After serving as a judge for less than a year, in 1889, Dean was banned from the bench, when Gov. Francis P. Fleming issued an executive order suspending the judge for malfeasance, based on the erroneous charge that he had issued a marriage license to an interracial couple.

“I read the articles of how prominent Dean was, chair of the Republican party. And 800 went down to the courthouse to protest his removal,” Allen said.

More research led to his death certificate and the discovery that contrary to law, Dean was never afforded the required Senate hearing to remove him from office.

“I felt that would strengthen our position to have him reinstated. The law is the law, and he should be reinstated as a matter of right,” Allen said.

As Judge Payne recalled, Allen shared his idea of having Dean reinstated posthumously.

“And he asked me, ‘Did I ever hear of any such thing?’ And I said, ‘Well, no, but all things are possible,’” Payne recalled.

And so, with the stroke of a pen in 2002, Dean was returned to a place of honor in history, back to the public office he had been elected to more than a century ago.

Allen, chair of the Committee to Restore James Dean Posthumously to Judgeship, insisted it was a team effort: Judge Payne told federal Judge Stephan Mickle of Gainesville of Allen’s mission. Mickle contacted the Florida Chapter of the National Bar Association to ask them to get on board. Craig Gibbs, immediate past president of the Virgil Hawkins Chapter of the NBA, was quick to agree to hire an archivist who tried unsuccessfully to find any descendants of Dean in the Jacksonville area, but did find the poignant final court order of his estate showing his law books were auctioned off after he died.

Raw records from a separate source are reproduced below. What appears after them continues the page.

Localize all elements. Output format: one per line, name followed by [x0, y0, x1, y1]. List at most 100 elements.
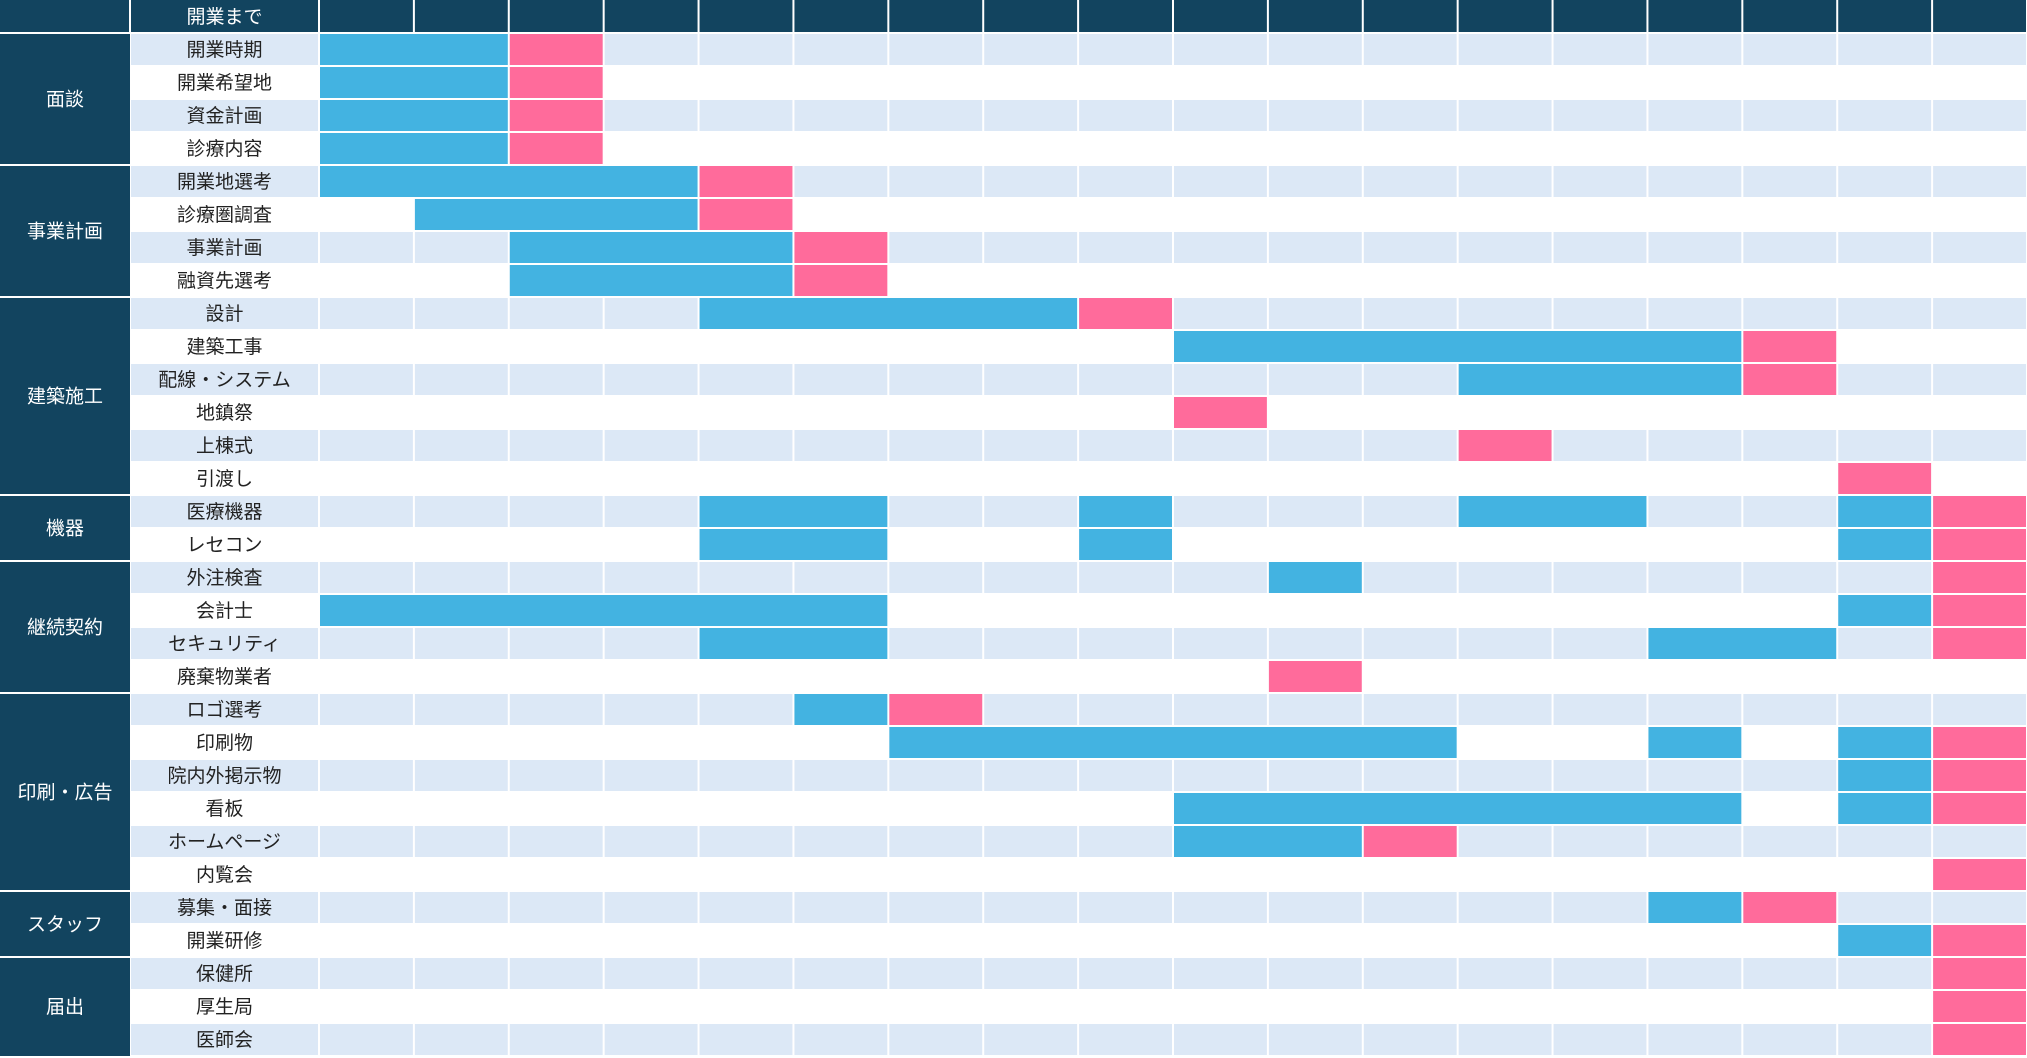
task-bar	[320, 133, 508, 164]
task-bar	[1079, 496, 1172, 527]
milestone-bar	[1933, 925, 2026, 956]
task-bar	[1648, 727, 1742, 758]
milestone-bar	[1933, 859, 2026, 890]
milestone-bar	[699, 166, 793, 197]
milestone-bar	[699, 199, 793, 230]
task-label: 印刷物	[196, 732, 253, 754]
group-cell	[0, 297, 130, 495]
task-bar	[1079, 529, 1172, 560]
milestone-bar	[1933, 793, 2026, 824]
milestone-bar	[1933, 958, 2026, 989]
task-label: 融資先選考	[177, 270, 272, 292]
task-bar	[794, 694, 888, 725]
milestone-bar	[889, 694, 983, 725]
task-label: 廃棄物業者	[177, 666, 272, 688]
milestone-bar	[509, 133, 603, 164]
task-bar	[1174, 331, 1742, 362]
task-bar	[320, 67, 508, 98]
task-bar	[1838, 925, 1932, 956]
task-bar	[1838, 595, 1932, 626]
group-label: 印刷・広告	[17, 782, 112, 804]
task-label: 引渡し	[196, 468, 253, 490]
task-label: 建築工事	[186, 336, 262, 358]
task-label: 内覧会	[196, 864, 253, 886]
group-label: 機器	[46, 518, 84, 540]
task-label: 看板	[205, 798, 243, 820]
task-label: 配線・システム	[158, 369, 290, 391]
milestone-bar	[1174, 397, 1267, 428]
task-bar	[1648, 892, 1742, 923]
group-cell	[0, 957, 130, 1056]
milestone-bar	[1933, 562, 2026, 593]
group-cell	[0, 693, 130, 891]
milestone-bar	[1933, 595, 2026, 626]
task-bar	[1648, 628, 1837, 659]
milestone-bar	[509, 34, 603, 65]
task-bar	[1458, 364, 1742, 395]
group-label: スタッフ	[27, 914, 103, 936]
group-label: 建築施工	[27, 386, 103, 408]
task-label: 医療機器	[186, 501, 262, 523]
group-label: 継続契約	[27, 617, 103, 639]
milestone-bar	[509, 100, 603, 131]
task-bar	[320, 595, 888, 626]
task-bar	[509, 265, 793, 296]
task-bar	[1838, 793, 1932, 824]
group-cell	[0, 165, 130, 297]
task-bar	[414, 199, 698, 230]
task-label: 開業研修	[186, 930, 262, 952]
task-label: 開業時期	[186, 39, 262, 61]
task-label: セキュリティ	[168, 633, 281, 655]
milestone-bar	[1458, 430, 1552, 461]
task-label: 募集・面接	[177, 897, 272, 919]
group-cell	[0, 495, 130, 561]
group-label: 届出	[46, 996, 84, 1018]
task-label: 資金計画	[186, 105, 262, 127]
task-label: 会計士	[196, 600, 253, 622]
task-label: 診療圏調査	[177, 204, 272, 226]
group-cell	[0, 891, 130, 957]
task-label: 地鎮祭	[196, 402, 253, 424]
task-bar	[699, 298, 1078, 329]
task-label: 開業地選考	[177, 171, 272, 193]
task-bar	[699, 529, 888, 560]
task-bar	[1838, 496, 1932, 527]
task-bar	[1838, 529, 1932, 560]
task-label: ロゴ選考	[186, 699, 262, 721]
task-bar	[509, 232, 793, 263]
group-label: 面談	[46, 89, 84, 111]
milestone-bar	[1838, 463, 1932, 494]
group-cell	[0, 33, 130, 165]
task-bar	[320, 34, 508, 65]
task-label: 事業計画	[186, 237, 262, 259]
milestone-bar	[1933, 496, 2026, 527]
task-bar	[1174, 826, 1362, 857]
header-label: 開業まで	[186, 6, 262, 28]
task-label: 外注検査	[186, 567, 262, 589]
milestone-bar	[1933, 628, 2026, 659]
task-bar	[320, 166, 698, 197]
task-label: 厚生局	[196, 996, 253, 1018]
milestone-bar	[1743, 892, 1837, 923]
task-bar	[889, 727, 1457, 758]
task-bar	[1268, 562, 1362, 593]
header-row	[0, 0, 2027, 33]
task-bar	[1174, 793, 1742, 824]
milestone-bar	[1933, 529, 2026, 560]
task-label: 診療内容	[186, 138, 262, 160]
task-label: 設計	[205, 303, 243, 325]
task-bar	[320, 100, 508, 131]
milestone-bar	[1933, 1024, 2026, 1055]
milestone-bar	[1743, 364, 1837, 395]
milestone-bar	[794, 232, 888, 263]
task-bar	[1458, 496, 1647, 527]
task-label: 保健所	[196, 963, 253, 985]
task-label: 医師会	[196, 1029, 253, 1051]
milestone-bar	[1743, 331, 1837, 362]
milestone-bar	[1933, 727, 2026, 758]
milestone-bar	[1933, 760, 2026, 791]
task-bar	[1838, 727, 1932, 758]
task-label: 上棟式	[196, 435, 253, 457]
milestone-bar	[1363, 826, 1457, 857]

“It’s very difficult to put that feeling into words, the sadness, the chagrin we felt when we read that order, having his personal effects sold by the sheriff of Duval County,” Gibbs said. “Like the namesake of our organization, Virgil Hawkins, this is also vindication of some of the struggles that prior African-American lawyers had here in Florida. That’s not to say the struggles are not going to continue, but this is one of the many that has finally been rectified and remedied.”

Allen credited J. Allison DeFoor II, a former Monroe County judge, sheriff and member of the Bar Board of Governors, for writing a supportive letter to the Governor.

But DeFoor smiled and shrugged and said: “I’m just a Republican historian who was convinced of the righteousness of Calvin Allen’s cause, because of his persistence. This is his party.”

Indeed, as a small crowd gathered in the Governor’s ceremonial office — including Jesse J. McCrary, Florida’s 19th Secretary of State under Gov. Reuben Askew — the mood was festive.

It was an occasion not to miss for Judge Mickle who said he canceled court to attend.

“This is just one of those stories that sort of reminds you of Rosewood, outside Gainesville,” Judge Mickle said. “At some point, society says it’s time to right a wrong. I wanted to be here today to see that happen.”

And Chief Judge Payne promised there will be another ceremony in Key West to put Judge Dean’s portrait on prominent display in the Monroe County Courthouse — the first in line of all the other judges on the wall.

“We are the legacy,” Judge Payne said. “We are the long line of judicial officers who have served since that time, and he was there earlier. Judge Dean is a part of our family. And so we’re going to do what we can to bring him back into the family, and give him notoriety and dignity and restore his good name. It’s never too late to do that.”